Velma, le dessin animé plaît si peu qu’il connaît un succès dévastateur

L’histoire que nous vous racontons n’est pas nouvelle, mais il est amusant de trouver des échos de cette morale même à l’ère numérique contemporaine : la série Velmaun spin-off d’animation pour adultes De Scooby Doomettant en vedette le personnage principal, était beaucoup détesté, boycotté Et mal noté, d’avoir suscité une inexorable curiosité face à cette « catastrophe ». Morale? Selon une étude de marché récente, il a un nombre de vues effroyable sur HBOMax…

Velma, le spin-off de Scooby-Doo plus vous perdez… plus vous gagnez

Velma en version Sud-asiatiqueavec la voix originale de Mindy Kaling également producteur exécutif du spin-off d’animation pour adultes De Scooby Doo, a été mal reçu par euphémisme. La série en flux au HBO Max a fait ses débuts le 12 janvier aux États-Unis avec une moyenne de 1,3 sur iMDB (!!!) et 6 % sur Rotten Tomatoes : un record du soi-disant « examen de l’attentat à la bombe« , de manière à le rendre substantiellement le dessin animé le moins bien noté et jugé dans l’historique du site agrégateur. Avec ces prémisses, on s’attend à écarter l’affaire avec pitié, avec des fous rires, avec moquerie, avec des réactions évidentes, sans prononcer le mot »fiasco » simplement parce que vous le tenez pour acquis. Mais ce serait un erreur!
Parrot Analytics a publié des données relatives à vues en streaming de séries télévisées dans la semaine du 14 au 20 janvier, soit la semaine suivant le lancement de Velmaet le spectacle est devenu la quatrième série la plus demandée aux États-Unisaprès Choses étranges, Le Mandalorien Et Mercredi! En quelques jours, Velma aurait gagné 127% de popularité, un croissance monstrueuse.
Il est facile d’imaginer que le boom a été provoqué paradoxalement par la jet de pierre, jeu presque instantanément.

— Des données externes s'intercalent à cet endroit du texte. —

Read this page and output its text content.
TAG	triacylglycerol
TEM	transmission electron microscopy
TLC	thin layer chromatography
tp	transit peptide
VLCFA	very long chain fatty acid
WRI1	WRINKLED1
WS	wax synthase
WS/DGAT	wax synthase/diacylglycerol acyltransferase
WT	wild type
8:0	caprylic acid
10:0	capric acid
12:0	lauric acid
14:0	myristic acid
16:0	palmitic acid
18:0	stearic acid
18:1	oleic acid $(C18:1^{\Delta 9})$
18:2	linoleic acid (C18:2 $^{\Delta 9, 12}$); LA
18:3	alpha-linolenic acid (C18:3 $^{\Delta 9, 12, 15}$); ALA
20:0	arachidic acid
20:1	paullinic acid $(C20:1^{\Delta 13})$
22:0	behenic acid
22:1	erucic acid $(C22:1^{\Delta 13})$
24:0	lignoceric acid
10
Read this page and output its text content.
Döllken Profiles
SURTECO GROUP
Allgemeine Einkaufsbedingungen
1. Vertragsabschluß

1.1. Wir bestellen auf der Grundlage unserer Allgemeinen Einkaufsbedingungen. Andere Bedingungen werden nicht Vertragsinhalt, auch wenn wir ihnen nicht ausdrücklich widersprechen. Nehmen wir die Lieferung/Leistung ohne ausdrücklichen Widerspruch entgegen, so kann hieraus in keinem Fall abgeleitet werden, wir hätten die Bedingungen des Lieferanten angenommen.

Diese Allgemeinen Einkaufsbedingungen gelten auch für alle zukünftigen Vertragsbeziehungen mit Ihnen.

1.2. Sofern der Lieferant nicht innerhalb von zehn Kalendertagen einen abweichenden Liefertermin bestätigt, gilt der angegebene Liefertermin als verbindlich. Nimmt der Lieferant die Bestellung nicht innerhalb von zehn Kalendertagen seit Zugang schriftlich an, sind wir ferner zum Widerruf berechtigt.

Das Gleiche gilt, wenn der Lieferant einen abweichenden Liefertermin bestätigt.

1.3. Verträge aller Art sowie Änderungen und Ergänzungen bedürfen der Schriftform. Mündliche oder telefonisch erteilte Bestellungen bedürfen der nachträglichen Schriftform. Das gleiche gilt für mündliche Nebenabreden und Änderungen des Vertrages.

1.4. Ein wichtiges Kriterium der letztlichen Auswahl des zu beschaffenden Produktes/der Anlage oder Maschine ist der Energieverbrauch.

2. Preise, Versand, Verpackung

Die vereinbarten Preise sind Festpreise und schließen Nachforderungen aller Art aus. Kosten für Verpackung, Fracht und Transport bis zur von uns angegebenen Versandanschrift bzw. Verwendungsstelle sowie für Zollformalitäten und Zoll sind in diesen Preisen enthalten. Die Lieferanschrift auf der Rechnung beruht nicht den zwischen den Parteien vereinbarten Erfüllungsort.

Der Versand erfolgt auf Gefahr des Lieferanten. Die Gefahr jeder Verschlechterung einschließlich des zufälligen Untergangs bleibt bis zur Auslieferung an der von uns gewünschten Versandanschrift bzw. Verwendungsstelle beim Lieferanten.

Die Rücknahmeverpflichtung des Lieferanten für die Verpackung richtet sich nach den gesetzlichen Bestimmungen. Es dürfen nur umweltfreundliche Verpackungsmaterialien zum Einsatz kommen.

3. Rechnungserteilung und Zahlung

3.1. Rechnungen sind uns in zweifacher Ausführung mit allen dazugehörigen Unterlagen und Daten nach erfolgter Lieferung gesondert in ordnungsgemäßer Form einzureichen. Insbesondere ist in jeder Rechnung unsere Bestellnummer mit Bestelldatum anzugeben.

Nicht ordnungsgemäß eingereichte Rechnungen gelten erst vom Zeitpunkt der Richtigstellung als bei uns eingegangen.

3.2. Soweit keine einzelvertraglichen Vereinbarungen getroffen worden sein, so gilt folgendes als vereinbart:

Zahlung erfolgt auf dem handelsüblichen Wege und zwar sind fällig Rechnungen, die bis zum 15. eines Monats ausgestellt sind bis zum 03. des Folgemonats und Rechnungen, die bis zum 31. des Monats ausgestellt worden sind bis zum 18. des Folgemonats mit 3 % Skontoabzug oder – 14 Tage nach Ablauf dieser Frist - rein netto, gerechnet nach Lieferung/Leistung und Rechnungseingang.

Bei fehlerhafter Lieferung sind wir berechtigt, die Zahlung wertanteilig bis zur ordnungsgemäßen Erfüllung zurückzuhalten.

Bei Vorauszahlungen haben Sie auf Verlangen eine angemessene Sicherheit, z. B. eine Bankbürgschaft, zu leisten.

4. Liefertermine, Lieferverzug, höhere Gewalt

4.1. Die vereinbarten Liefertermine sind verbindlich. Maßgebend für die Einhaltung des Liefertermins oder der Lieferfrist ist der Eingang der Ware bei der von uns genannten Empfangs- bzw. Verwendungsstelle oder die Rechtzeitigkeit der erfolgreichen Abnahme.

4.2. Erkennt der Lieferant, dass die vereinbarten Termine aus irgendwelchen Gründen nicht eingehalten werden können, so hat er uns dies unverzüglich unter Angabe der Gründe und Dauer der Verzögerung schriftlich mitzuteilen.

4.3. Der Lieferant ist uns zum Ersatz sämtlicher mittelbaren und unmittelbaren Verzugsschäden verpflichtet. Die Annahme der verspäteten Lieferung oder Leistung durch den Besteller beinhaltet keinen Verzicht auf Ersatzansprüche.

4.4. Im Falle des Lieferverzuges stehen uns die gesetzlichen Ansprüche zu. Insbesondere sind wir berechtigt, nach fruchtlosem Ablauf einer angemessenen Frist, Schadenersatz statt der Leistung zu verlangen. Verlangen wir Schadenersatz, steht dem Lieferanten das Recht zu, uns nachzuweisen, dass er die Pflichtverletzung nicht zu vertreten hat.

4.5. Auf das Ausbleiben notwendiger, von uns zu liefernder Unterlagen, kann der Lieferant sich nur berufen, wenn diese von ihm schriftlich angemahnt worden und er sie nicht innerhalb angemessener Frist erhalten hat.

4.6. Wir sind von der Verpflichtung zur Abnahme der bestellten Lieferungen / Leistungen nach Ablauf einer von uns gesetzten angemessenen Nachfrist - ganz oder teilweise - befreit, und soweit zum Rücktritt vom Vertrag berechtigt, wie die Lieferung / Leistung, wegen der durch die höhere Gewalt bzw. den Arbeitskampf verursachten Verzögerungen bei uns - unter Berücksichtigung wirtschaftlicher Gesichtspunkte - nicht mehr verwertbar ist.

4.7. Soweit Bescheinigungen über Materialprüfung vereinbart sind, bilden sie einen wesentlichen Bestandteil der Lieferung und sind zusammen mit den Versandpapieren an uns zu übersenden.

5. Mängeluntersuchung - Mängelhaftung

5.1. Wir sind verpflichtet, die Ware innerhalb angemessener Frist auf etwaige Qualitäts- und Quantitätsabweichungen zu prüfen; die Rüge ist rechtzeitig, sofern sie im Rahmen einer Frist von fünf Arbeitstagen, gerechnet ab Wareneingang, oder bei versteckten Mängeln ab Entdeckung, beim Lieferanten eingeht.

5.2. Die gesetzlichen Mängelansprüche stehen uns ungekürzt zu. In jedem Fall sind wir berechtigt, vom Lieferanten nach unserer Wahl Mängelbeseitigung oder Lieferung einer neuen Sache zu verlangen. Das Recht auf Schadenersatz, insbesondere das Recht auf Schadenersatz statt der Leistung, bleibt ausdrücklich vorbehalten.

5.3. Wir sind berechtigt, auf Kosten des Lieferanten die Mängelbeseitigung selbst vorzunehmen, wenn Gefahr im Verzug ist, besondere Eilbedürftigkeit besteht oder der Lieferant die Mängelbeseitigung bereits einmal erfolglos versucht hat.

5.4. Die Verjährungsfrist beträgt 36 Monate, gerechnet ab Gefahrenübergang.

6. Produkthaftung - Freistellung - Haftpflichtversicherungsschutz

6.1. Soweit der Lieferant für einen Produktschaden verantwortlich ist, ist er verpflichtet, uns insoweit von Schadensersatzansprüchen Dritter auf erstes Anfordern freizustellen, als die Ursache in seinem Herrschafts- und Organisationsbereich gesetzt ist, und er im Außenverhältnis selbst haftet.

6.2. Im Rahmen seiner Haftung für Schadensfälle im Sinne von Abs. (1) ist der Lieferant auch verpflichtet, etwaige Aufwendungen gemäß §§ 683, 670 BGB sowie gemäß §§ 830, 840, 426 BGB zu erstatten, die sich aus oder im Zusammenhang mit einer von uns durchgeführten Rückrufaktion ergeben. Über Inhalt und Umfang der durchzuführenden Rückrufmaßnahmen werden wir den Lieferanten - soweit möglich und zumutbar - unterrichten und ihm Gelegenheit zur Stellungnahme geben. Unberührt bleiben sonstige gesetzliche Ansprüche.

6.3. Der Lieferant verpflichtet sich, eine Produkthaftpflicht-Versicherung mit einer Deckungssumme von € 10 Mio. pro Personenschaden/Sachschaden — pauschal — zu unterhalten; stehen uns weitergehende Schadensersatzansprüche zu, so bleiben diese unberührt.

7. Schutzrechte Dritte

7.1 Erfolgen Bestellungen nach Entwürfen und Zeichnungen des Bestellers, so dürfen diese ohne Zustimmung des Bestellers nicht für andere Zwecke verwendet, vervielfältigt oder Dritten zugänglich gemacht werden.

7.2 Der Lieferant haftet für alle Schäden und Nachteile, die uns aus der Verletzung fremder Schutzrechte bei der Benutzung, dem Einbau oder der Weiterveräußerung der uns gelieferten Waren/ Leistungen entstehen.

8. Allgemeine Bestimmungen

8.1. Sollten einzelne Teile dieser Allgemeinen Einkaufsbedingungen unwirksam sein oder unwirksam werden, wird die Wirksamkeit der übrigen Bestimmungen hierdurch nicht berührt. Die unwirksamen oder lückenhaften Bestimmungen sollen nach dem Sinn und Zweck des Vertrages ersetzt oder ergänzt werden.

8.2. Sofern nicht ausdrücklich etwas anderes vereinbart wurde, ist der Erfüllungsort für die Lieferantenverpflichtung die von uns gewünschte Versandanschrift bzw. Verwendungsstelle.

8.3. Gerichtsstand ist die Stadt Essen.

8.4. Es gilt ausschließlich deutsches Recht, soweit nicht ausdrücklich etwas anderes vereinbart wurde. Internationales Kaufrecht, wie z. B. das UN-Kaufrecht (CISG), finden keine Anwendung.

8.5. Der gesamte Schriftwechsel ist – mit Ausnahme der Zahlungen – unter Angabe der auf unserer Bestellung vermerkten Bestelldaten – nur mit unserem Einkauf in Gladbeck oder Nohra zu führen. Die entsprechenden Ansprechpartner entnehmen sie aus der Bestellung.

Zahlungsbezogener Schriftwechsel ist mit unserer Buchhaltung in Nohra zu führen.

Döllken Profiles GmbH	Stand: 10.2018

Au-delà de la première heure des fans de Scooby offensés par le contenu pour adultes (qui a de toute façon épargné le chien titulaire et absent), le clash est idéologique et très présent dans le débat public américain : ainsi que inclusive dans une clé multiethniquele spectacle fait homosexuel le protagoniste et remet en question familles arc-en-ciel. Une provocation qui a déclenché le netarmée anti-réveil et anti-politiquement correcteavec une telle véhémence qu’il a jusqu’ici obtenu leeffet opposé au préréglage, suscitant la curiosité pour le «  ».
Un vieil adage disait « il n’y a pas de mauvaise publicité« , et à l’heure du digital et des réseaux sociaux il semble qu’il n’ait pas perdu une miette de sa vérité, bien au contraire. Nombreux sont alors ceux qui pensent que le but de l’art est avant tout de générer une réaction sensiblequ’il soit très positif ou très négatif, aussi fort soit-il : il y a en fait ceux qui soutiennent qu’être insignifiant est bien pire que d’échouer, un concept sur lequel il a été construit de manière provocante L’artiste du désastre par James Franco (bien qu’on ait l’impression que dans le cas de Velma la question idéologique compte plus, car le packaging paraît professionnel).